The most refreshing feature of the phone is the predictive keyboard featured in Blackberry 10. It is not the standard autocorrect software found in other platforms, but it predicts words based on user patterns. This makes text input on Z10 a notch quicker.
Despite the robust hardware, highly intuitive user interface, and a refreshing re-look at mobile computing, Z10 does have its pitfalls. The biggest disadvantage is the relatively new Apps ecosystem in the rebranded Blackberry World market place. When compared to the iOS or the Google Play ecosystems, Blackberry World has very little to offer. Especially considering the MRP in excess of Rs.43,000, this can be a bit underwhelming.

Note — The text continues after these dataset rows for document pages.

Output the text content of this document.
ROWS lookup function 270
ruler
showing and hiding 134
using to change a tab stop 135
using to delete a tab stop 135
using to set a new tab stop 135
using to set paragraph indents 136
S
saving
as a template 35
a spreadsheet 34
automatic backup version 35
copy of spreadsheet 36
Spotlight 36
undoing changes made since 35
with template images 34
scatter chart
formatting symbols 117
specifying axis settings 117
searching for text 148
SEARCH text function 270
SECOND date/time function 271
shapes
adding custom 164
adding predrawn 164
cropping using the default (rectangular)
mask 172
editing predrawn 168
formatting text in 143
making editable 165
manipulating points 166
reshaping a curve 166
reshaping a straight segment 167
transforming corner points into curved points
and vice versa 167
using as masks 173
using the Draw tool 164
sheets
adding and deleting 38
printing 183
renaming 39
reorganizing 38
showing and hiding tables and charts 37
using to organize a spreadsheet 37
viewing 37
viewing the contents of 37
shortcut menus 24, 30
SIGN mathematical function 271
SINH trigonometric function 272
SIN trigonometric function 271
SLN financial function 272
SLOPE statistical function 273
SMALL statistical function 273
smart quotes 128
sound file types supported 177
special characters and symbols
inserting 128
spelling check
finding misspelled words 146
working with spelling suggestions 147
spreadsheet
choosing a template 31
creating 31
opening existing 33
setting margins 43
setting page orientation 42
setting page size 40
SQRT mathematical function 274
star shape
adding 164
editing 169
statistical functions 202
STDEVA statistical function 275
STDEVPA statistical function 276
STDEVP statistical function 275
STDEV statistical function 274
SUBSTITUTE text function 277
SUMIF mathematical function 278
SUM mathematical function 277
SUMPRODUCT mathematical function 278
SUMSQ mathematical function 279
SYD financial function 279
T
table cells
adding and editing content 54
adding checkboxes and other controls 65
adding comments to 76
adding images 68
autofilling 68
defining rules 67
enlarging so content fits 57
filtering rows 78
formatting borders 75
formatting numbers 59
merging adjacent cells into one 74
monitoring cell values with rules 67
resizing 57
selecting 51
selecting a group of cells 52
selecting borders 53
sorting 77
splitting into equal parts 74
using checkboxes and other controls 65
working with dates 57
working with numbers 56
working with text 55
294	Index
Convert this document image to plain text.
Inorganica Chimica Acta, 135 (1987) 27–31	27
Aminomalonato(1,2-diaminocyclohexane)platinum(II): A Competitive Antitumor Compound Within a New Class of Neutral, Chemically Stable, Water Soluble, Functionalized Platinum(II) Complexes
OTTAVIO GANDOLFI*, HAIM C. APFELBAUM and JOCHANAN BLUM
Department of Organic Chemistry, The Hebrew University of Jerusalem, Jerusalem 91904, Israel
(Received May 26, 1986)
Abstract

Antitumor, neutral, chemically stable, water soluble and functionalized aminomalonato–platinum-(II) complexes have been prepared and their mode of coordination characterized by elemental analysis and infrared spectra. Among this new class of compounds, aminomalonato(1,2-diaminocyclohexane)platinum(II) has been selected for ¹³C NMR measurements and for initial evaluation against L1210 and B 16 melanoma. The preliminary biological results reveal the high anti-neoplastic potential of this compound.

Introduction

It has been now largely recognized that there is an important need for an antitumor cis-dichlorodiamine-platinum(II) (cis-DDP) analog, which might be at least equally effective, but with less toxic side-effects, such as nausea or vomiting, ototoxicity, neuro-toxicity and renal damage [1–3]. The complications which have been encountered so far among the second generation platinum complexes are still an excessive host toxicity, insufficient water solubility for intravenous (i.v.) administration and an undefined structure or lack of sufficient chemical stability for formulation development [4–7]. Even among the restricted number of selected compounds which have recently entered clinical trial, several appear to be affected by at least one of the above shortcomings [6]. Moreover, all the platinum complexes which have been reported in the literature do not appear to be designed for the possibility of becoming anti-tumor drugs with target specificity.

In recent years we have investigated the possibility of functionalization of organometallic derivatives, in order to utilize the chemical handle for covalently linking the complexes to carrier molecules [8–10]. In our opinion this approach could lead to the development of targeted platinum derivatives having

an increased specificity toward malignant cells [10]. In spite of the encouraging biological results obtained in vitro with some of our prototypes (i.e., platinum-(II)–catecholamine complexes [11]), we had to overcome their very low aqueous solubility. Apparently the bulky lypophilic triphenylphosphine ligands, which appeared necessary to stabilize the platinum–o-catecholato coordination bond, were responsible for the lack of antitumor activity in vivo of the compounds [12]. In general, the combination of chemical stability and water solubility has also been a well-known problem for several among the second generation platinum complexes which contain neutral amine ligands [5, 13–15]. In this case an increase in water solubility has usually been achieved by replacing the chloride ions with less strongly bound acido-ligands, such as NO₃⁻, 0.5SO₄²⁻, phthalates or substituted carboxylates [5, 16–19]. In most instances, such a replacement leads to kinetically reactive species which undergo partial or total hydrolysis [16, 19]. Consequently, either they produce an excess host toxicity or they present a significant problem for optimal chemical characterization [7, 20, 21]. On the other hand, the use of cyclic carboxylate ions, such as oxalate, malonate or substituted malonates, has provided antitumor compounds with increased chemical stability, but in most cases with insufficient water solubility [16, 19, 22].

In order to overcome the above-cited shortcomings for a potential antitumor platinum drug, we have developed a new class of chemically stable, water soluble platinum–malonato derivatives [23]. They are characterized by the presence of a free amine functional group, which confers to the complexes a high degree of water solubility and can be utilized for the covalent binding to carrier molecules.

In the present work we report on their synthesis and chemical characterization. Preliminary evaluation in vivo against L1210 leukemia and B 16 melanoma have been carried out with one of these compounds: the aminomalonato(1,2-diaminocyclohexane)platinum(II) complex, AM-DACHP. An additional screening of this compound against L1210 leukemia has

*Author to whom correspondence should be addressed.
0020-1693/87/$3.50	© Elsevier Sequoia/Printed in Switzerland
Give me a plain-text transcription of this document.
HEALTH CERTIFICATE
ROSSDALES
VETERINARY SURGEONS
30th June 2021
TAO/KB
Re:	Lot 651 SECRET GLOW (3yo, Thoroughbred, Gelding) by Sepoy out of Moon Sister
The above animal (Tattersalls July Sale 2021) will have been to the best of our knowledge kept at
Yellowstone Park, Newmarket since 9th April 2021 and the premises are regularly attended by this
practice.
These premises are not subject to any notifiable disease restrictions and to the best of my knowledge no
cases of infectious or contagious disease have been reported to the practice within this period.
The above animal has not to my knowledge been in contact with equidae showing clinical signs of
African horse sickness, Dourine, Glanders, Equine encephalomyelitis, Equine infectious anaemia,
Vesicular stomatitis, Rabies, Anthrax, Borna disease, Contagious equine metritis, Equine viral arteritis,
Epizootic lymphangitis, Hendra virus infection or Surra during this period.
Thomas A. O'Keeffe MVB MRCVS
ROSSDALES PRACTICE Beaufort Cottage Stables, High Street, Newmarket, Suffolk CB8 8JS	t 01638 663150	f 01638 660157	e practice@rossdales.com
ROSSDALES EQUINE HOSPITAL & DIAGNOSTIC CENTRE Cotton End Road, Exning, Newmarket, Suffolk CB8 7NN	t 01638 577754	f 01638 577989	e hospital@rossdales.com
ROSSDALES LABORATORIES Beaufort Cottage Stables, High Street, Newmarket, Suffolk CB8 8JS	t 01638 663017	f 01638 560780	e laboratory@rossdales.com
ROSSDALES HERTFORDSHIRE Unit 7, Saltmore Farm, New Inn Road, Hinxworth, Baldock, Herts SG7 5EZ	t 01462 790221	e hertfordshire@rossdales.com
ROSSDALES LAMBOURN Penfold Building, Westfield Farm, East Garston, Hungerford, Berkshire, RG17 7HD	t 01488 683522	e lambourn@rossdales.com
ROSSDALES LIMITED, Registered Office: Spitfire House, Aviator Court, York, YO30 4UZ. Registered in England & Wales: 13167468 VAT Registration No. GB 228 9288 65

The battery life of the Z10 too suffers from similar effects that all large touchscreen smartphones face. While the company promises up to 11 hours of talk time on 3G on a full charge of the 1,800 mAh battery pack, power users will have to take their chargers to office for a quick post-lunch plug in. The legendary battery backup of the previous generation of Blackberry phones surely does not hold good here.
With Z10, Blackberry seems to have scripted a bold re-entry into the smartphone race with a user interface that puts competition to shame. But for the party to really begin, the App developers from around the world will have to bet on the Blackberry 10 ecosystem. That might still be some months away.